IV. 2 917 euros au titre de la rémunération de la période de mise à pied ;

V. 291 euros au titre des congés payés sur mise à pied ;

VI. Exécution provisoire de la décision à intervenir ;

VII. Intérêts au taux légal ;

VIII. 3 000 euros au titre de l'article 700 code de procédure civile ;

IX. entiers dépens.'

Par jugement du 10 juin 2021, le conseil de prud'hommes de Laval a statué en ces termes :

'Dit et constate régulière et recevable l'action engagée par M. [I] [B] ;

Dit que des irrégularités de procédures doivent être relevées et sanctionnées ;

Constate et juge sans faute grave la rupture anticipée à l'initiative de l'employeur du contrat de M. [I] [B] notifiée le 21 novembre 2019,

Dit que le licenciement repose sur une cause réelle et sérieuse

Condamne la société SASP [10] à payer à M. [I] [B] les sommes suivantes avec production d'intérêts au taux légal à compter de la saisine de la juridiction prud'homale :

- 800 euros au titre de dommages et intérêts nés du non-respect de la procédure,

- 1000 euros au titre du préjudice professionnel, d'image et extrapatrimonial,

- 2 917 euros pour la période de mise à pied à titre conservatoire,

- 291 euros au titre des congés payés sur la mise à pied à titre conservatoire,

- 1 500 euros au titre de l'article 700 du code de procédure civile ;

Déboute M. [I] [B] de sa demande de dommages et intérêts pour rupture abusive de son contrat de travail à durée déterminée ;

Déboute la société SASP [10] de sa demande au titre de l'article 700 du code de procédure civile ;

Condamne M. [I] [B] et la société SASP [10] aux dépens pour moitié ;

Déboute les parties du surplus de leurs demandes ;

Rappelle que l'exécution provisoire de la présente décision est de droit, dans la limite de 9 mois de salaire calculés sur la moyenne des trois derniers mois pour les jugements qui ordonnent le paiement des sommes dues au titre des rémunérations et indemnités mentionnées à l'article R.1454-14 du code du travail, ainsi que pour toute pièce que l'employeur est tenu de délivrer ;

Dit n'y avoir lieu à ordonner l'exécution provisoire pour le surplus.'

M. [I] a interjeté appel de cette décision par déclaration transmise par voie électronique au greffe de la cour d'appel le 22 juin 2021, sa déclaration étant ainsi libellée : 'Appel limité aux chefs de jugement expressément critiqués : En ce que le Conseil de Prud'hommes après avoir relevé des erreurs de procédure et constaté l'absence de faute grave, a considéré que la rupture des relations contractuelles reposait sur un motif réel et sérieux, ce qui est impossible car les parties étaient liées par un CDD spécifique régi par les dispositions des articles L 222-2-1 à L 222-2-8 du code du sport.

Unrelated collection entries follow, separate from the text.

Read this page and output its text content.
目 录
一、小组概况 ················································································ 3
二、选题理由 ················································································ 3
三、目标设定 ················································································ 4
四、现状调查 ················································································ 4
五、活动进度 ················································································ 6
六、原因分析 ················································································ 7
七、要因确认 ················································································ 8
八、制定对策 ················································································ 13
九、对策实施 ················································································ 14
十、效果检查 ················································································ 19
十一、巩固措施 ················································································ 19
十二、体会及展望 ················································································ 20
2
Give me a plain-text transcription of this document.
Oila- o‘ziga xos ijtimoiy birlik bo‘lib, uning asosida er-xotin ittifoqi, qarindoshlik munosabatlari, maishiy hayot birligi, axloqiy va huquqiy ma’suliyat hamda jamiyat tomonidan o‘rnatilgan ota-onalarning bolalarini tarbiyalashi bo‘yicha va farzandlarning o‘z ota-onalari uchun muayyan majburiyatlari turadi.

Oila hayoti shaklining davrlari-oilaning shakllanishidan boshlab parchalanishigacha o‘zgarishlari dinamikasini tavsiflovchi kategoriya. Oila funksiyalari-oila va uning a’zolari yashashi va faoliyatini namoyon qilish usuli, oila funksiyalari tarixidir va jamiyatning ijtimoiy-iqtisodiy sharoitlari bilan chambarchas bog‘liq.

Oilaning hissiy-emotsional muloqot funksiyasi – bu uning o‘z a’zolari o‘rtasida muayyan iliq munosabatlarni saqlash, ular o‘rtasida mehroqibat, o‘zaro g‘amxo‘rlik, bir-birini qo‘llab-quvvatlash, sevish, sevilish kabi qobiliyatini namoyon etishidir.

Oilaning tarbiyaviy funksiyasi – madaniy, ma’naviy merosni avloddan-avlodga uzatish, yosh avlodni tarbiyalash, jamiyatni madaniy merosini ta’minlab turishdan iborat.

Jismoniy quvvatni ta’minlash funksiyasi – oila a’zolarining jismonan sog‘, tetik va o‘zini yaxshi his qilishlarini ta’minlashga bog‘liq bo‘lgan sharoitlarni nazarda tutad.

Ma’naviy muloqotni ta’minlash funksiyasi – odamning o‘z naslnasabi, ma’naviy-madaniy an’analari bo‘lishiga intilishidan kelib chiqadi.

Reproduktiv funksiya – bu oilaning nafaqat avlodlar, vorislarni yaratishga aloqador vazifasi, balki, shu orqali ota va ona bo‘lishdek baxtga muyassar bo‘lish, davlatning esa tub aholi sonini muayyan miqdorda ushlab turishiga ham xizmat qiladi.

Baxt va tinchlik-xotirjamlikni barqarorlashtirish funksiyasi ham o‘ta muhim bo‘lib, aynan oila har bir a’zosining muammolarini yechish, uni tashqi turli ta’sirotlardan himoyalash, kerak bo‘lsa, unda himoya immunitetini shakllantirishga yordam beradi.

En requalifiant la rupture anticipée pour faute grave du CDD spécifique de M. [I] en licenciement pour motif réel et sérieux, le conseil commet une erreur de droit manifeste. Du fait de cette erreur, le conseil ne tire pas les conséquences nécessaires nées de l'absence de faute grave, en estimant à tort : « Attendu que le conseil a requalifié le licenciement de M. [B] [I] en licenciement pour cause réelle et sérieuse. En conséquence, le Conseil Déboute M. [I] [B] de sa demande de dommages et intérêts pour rupture abusive du contrat à durée déterminée.'

La SASP [10] a constitué avocat en qualité de partie intimée le 28 juin 2021.

L'ordonnance de clôture a été prononcée le 22 novembre 2023.

L'affaire a été fixée à l'audience du conseiller rapporteur du 7 décembre 2023.

MOYENS ET PRÉTENTIONS DES PARTIES

M. [I], dans ses dernières conclusions, régulièrement communiquées, transmises au greffe le 17 septembre 2021 par voie électronique, ici expressément visées et auxquelles il convient de se référer pour plus ample exposé, demande à la cour de :

- dire et constater régulier et recevable son appel partiel ;

- confirmer le jugement dont appel en ce qu'il a « dit que des irrégularités de procédures doivent être relevées et sanctionnées » ;

- confirmer le jugement dont appel en ce qu'il « constate et juge sans faute grave la rupture anticipée à l'initiative de l'employeur du contrat de M. [I] [B] notifiée le 21 novembre 2019 » ;

- infirmer le jugement dont appel en ce qu'il a « dit que le licenciement repose sur une cause réelle et sérieuse » ;

Statuer à nouveau :

- constater et juger sans faute grave la rupture anticipée à l'initiative de l'employeur de son contrat notifiée le 21 novembre 2019,

Et par conséquent et en tout état de cause :

- condamner le [10] à lui payer les sommes suivantes avec production d'intérêts au taux légal à compter de la saisine de la juridiction prud'homale :

* 5000 euros au titre de dommages et intérêts nés du non-respect de la procédure,

* 15 000 euros au titre du préjudice professionnel, d'image et extrapatrimonial (6 mois de salaire),

* 48 250 euros de dommages et intérêts pour rupture abusive du contrat de travail à durée déterminée (salaire restant à courir jusqu'au terme contractuel du contrat ' 19 mois et 9 jours),

* 2917 euros au titre de la rémunération de la période de mise à pied,

* 291 euros au titre des congés payés sur mise à pied,

- condamner le [10] à lui payer la somme de 3000 euros au titre de l'article 700 du code de procédure civile.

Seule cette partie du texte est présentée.